Despite this treatment, the patient’s general condition worsened. Therefore, for more precise diagnosis and intensive treatment, pulmonary artery wedge blood sampling was carried out, and 10 mL of blood submitted to the pathology department for cytology. On direct smear and cell block preparation (Figure F–H), several tight 3-D clusters of atypical cells were noted in the blood. These cells had a high nuclear-cytoplasmic ratio with periodic acid-Schiff-positive foamy cytoplasm and occasional prominent nucleoli, consistent with adenocarcinoma.
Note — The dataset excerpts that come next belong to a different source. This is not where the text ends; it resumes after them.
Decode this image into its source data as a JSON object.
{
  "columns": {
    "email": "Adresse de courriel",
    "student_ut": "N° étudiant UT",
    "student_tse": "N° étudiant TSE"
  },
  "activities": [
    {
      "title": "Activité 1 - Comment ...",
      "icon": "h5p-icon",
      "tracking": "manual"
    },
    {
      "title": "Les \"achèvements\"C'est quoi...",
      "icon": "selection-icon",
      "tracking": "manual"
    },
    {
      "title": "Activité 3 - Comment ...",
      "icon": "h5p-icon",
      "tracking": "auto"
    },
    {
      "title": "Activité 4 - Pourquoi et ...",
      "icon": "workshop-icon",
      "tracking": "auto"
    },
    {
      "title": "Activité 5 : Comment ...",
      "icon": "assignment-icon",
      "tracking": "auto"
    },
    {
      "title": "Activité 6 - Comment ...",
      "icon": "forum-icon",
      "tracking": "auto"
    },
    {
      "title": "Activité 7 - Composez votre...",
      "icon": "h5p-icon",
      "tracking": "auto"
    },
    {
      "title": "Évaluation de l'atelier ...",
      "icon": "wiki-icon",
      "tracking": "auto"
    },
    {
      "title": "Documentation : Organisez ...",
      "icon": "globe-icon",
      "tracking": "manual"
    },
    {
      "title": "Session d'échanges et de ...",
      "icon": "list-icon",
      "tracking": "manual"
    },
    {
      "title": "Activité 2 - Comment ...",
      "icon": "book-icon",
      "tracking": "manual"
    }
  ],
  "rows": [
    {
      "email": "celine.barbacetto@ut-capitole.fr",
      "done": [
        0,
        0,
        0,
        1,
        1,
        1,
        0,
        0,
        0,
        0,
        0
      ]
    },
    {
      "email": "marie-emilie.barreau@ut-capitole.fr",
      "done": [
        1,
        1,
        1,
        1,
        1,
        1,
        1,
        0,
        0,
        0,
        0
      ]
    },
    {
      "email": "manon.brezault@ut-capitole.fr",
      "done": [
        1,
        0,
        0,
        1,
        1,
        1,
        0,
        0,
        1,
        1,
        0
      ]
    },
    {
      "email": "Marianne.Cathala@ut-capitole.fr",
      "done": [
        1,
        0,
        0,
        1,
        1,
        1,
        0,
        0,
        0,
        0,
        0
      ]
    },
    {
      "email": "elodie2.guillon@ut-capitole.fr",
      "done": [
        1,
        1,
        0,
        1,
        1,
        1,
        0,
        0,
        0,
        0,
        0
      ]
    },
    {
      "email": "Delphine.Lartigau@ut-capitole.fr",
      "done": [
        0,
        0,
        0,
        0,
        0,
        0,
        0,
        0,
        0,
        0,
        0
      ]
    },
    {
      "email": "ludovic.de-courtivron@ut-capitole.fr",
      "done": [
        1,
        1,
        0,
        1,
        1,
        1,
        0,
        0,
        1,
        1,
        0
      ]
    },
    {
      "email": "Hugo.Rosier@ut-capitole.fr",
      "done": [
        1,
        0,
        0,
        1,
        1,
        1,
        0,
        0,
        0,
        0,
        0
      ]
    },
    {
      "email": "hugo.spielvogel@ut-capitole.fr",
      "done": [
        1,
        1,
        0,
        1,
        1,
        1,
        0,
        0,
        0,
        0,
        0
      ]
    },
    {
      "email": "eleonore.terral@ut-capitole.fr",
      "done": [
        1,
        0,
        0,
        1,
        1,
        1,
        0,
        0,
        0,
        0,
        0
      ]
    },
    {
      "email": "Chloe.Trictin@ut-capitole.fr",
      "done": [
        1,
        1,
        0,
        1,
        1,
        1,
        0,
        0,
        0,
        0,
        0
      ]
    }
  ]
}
On immunohistochemistry of the cell block, tumor cells were positive for cytokeratin (CK)7, negative for CK20, thyroid transcription factor-1, and napsin A. Estrogen receptor was positive in 10% of tumor cells, and progesterone receptor was positive in 50% of tumor cells. Taking the past history into account, these results were compatible with recurrence of breast carcinoma.
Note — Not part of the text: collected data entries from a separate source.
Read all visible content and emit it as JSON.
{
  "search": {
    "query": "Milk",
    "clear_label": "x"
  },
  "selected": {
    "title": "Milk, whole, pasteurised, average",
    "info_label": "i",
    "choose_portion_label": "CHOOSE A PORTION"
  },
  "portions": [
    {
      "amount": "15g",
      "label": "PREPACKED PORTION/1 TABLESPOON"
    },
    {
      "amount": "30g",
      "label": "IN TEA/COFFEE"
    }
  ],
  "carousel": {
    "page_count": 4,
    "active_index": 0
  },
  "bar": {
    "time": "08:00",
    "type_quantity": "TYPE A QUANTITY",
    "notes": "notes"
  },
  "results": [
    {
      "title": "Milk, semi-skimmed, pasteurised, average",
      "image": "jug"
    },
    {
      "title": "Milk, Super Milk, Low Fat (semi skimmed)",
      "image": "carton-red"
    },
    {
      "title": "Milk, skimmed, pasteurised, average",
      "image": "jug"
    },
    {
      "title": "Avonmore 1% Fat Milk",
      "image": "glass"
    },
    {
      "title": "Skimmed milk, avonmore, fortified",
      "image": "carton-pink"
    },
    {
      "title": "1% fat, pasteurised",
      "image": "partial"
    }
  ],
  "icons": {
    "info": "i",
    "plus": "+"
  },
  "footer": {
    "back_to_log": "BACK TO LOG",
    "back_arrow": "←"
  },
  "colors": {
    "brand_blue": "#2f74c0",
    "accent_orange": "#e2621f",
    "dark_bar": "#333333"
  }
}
This patient presented with rapidly progressing dyspnea and acute pulmonary hypertension. Despite receiving medical treatment and endotracheal intubation, the respiratory condition worsened. This rapid progression cannot be explained by breast cancer metastasis only. CT showed a patchy distribution of ground-glass opacity and diffuse thickening of the interlobular septa. These findings are often caused by diffuse embolization of small pulmonary arteries and the resultant inflammation. Furthermore, pulmonary artery wedge blood cell sampling and cytodiagnosis confirmed recurrent breast carcinoma. The CT findings and the results of cytodiagnosis were compatible with pulmonary tumor thrombotic microangiopathy (PTTM). On this basis, the patient was diagnosed with recurrent breast cancer with PTTM.
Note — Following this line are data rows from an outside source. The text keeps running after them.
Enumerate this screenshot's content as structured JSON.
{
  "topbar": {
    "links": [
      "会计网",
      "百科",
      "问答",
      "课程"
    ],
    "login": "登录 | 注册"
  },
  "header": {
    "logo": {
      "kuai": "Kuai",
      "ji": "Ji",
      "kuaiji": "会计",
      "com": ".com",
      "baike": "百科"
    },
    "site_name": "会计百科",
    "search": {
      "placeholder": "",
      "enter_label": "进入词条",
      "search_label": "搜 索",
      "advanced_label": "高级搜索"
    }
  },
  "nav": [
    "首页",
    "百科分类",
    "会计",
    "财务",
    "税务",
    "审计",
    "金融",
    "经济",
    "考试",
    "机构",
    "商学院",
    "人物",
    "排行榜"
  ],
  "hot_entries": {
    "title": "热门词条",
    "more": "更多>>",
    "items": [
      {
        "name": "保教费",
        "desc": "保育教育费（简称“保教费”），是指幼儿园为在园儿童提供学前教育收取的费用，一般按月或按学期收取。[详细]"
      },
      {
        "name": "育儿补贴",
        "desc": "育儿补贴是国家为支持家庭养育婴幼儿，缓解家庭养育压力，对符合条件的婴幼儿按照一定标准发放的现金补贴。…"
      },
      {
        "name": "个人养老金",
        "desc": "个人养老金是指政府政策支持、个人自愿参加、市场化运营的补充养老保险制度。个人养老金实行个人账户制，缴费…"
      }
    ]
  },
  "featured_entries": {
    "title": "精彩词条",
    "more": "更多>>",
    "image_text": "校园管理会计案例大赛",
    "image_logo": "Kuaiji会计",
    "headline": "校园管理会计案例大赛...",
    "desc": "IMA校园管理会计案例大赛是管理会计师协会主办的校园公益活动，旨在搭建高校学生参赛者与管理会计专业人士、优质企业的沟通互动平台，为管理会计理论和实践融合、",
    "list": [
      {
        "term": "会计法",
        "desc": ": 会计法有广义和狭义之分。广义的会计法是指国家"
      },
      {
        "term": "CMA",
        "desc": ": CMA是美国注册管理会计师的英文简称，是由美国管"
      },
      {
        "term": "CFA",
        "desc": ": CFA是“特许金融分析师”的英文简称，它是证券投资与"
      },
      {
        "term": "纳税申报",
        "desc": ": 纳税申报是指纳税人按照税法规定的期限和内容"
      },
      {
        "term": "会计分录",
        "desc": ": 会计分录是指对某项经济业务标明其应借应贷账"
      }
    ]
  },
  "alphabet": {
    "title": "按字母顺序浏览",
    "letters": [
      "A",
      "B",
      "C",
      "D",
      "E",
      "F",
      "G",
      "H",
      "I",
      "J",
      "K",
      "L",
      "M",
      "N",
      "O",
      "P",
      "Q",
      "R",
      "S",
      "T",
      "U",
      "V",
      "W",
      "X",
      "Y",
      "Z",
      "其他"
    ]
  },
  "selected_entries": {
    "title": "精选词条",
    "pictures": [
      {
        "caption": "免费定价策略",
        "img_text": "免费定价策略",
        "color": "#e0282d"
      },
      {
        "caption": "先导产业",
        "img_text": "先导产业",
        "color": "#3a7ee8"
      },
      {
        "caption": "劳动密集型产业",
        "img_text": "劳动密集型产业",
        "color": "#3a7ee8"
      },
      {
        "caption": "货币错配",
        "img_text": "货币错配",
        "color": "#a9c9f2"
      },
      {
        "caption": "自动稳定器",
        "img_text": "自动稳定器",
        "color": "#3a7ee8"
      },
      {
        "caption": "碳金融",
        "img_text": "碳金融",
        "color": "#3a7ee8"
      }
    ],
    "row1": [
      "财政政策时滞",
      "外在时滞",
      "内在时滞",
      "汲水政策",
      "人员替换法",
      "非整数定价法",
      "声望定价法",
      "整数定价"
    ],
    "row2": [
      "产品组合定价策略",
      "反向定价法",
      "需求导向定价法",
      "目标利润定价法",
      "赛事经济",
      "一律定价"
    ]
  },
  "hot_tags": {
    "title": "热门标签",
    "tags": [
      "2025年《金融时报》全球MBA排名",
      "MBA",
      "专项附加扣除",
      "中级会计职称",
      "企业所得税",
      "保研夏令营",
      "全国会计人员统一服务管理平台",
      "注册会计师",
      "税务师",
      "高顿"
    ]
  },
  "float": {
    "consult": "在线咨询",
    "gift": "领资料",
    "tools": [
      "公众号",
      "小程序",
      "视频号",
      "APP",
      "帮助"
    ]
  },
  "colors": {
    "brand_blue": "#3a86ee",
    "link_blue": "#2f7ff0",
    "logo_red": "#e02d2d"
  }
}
Because of the patient’s poor general condition, anticancer agents could not be used. As noted, the patient’s respiratory condition rapidly deteriorated, and she died 7 days after admission. Autopsy was unable to be performed due to refusal by the family.
PTTM was first described by Von Herbay et al in 1990.1
It is a very rare cancer-related pulmonary complication, leading to pulmonary hypertension, heart failure and hypoxia. It is characterized histologically by tumor embolism and fibrocellular intimal proliferation of the small pulmonary arterioles,1
but the mechanism of PTTM is still unclear. PTTM is usually diagnosed on autopsy and is rarely diagnosed before death.2
Pulmonary artery wedge blood sampling with a pulmonary artery wedge catheter is a simple and useful diagnostic method.3–5
A Swan-Ganz catheter is inserted and located in the right pulmonary artery wedge position, and blood gently withdrawn from the wedged catheter.
Herein we have described a case of antemortem diagnosis of PTTM made using pulmonary artery wedge blood cell sampling in a patient with recurrent breast cancer. PTTM is a rare condition, but should be considered in the differential diagnosis of acute dyspnea or PAH in the presence or absence of a previous diagnosis of cancer.6
Pulmonary artery wedge blood cell sampling and cytodiagnosis should be performed in the case of rapidly progressing PAH and rapidly worsening respiratory failure under medications targeting PAH. Pulmonary microvascular cytology using a pulmonary artery wedge catheter is a good tool for use in the antemortem diagnosis of PTTM.